John Fraser
- Full name: John Gavan Fraser
- Country (sports): Australia
- Born: 1 August 1935 Melbourne, Victoria, Australia
- Died: 14 February 2026 (aged 90) Melbourne, Victoria, Australia
- Turned pro: (amateur tour)
- Retired: 1968
- Plays: Right-handed (one-handed backhand)

Grand Slam singles results
- Australian Open: QF (1963)
- French Open: 3R (1962)
- Wimbledon: SF (1962)

Grand Slam doubles results
- Australian Open: QF (1958, 1961, 1962, 1968)

Grand Slam mixed doubles results
- Australian Open: QF (1963)

= John Fraser (tennis) =

Australian tennis player (1935–2026)

John Gavan Fraser OAM (1 August 1935 – 14 February 2026) was an Australian tennis player and medical doctor.

==Biography==
Born in Melbourne, Victoria, Fraser attended St Kevin’s College 1943-1952 and then commenced studying medicine at Melbourne University graduating in 1958. He did three years at St Vincent's Hospital as a resident. In 1962, his brother, Neale, and John went on a world-wide tennis tour starting in Egypt and ending in Japan. Both brothers reached the semifinal of the Wimbledon singles with Neale losing to Rod Laver and John losing to his compatriot Martin Mulligan in three sets. Six of the quarterfinalists in the Wimbledon men's singles that year were Australians. Fraser reached the semifinal of the Wimbledon doubles, partnered with Rod Laver, losing to Fred Stolle and Bob Hewitt. He also reached the third round of the French men's singles losing to Pierre Darmon. In 1963 he reached the quarterfinal of the Australian Open losing to another Australian citizen Roy Emerson in straight sets. He was ranked No.8 in the 1963 Australian rankings. Ranked ahead of him were notable w players like Rod Laver, Roy Emerson, Neale Fraser, Fred Stolle, Ken Fletcher, Martin Mulligan and Bob Hewitt. He never achieved the fame of his brother Neale Fraser, a world and Wimbledon champion. John Fraser continued to play regularly in the Australian Open, but never played in any other grand slam championship.

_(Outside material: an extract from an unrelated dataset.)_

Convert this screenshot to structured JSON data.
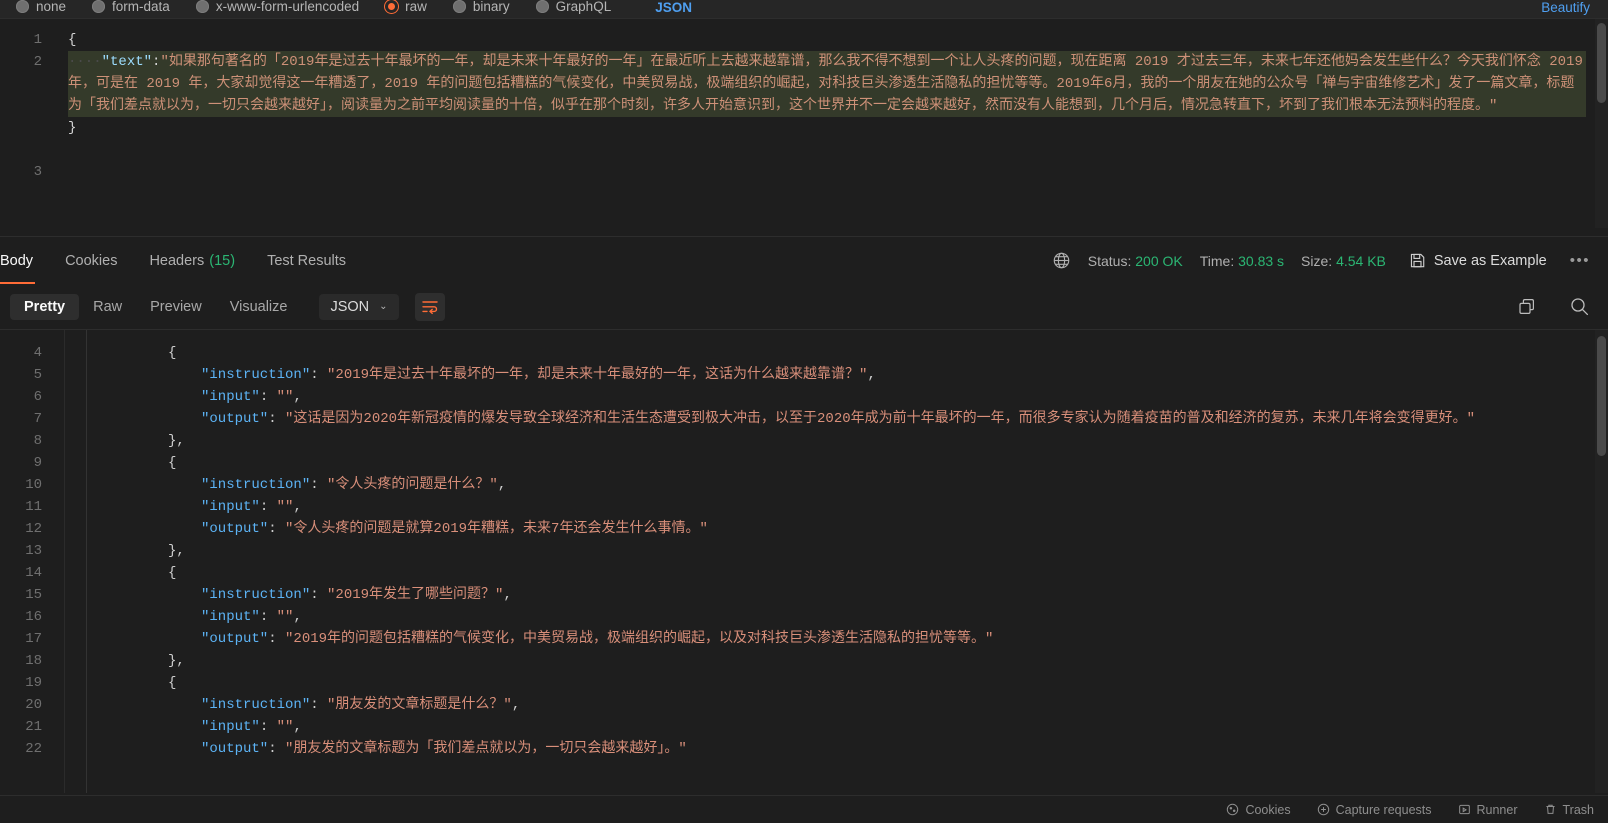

In 1965, he was appointed the medical officer for the Fitzroy Football Club serving the club until 1982 and then he became the medical officer for the Carlton Football Club until 1990. He was the medical officer for the Australian Tennis Open from 1963 to 1998.

Fraser died in Melbourne on 14 February 2026, at the age of 90.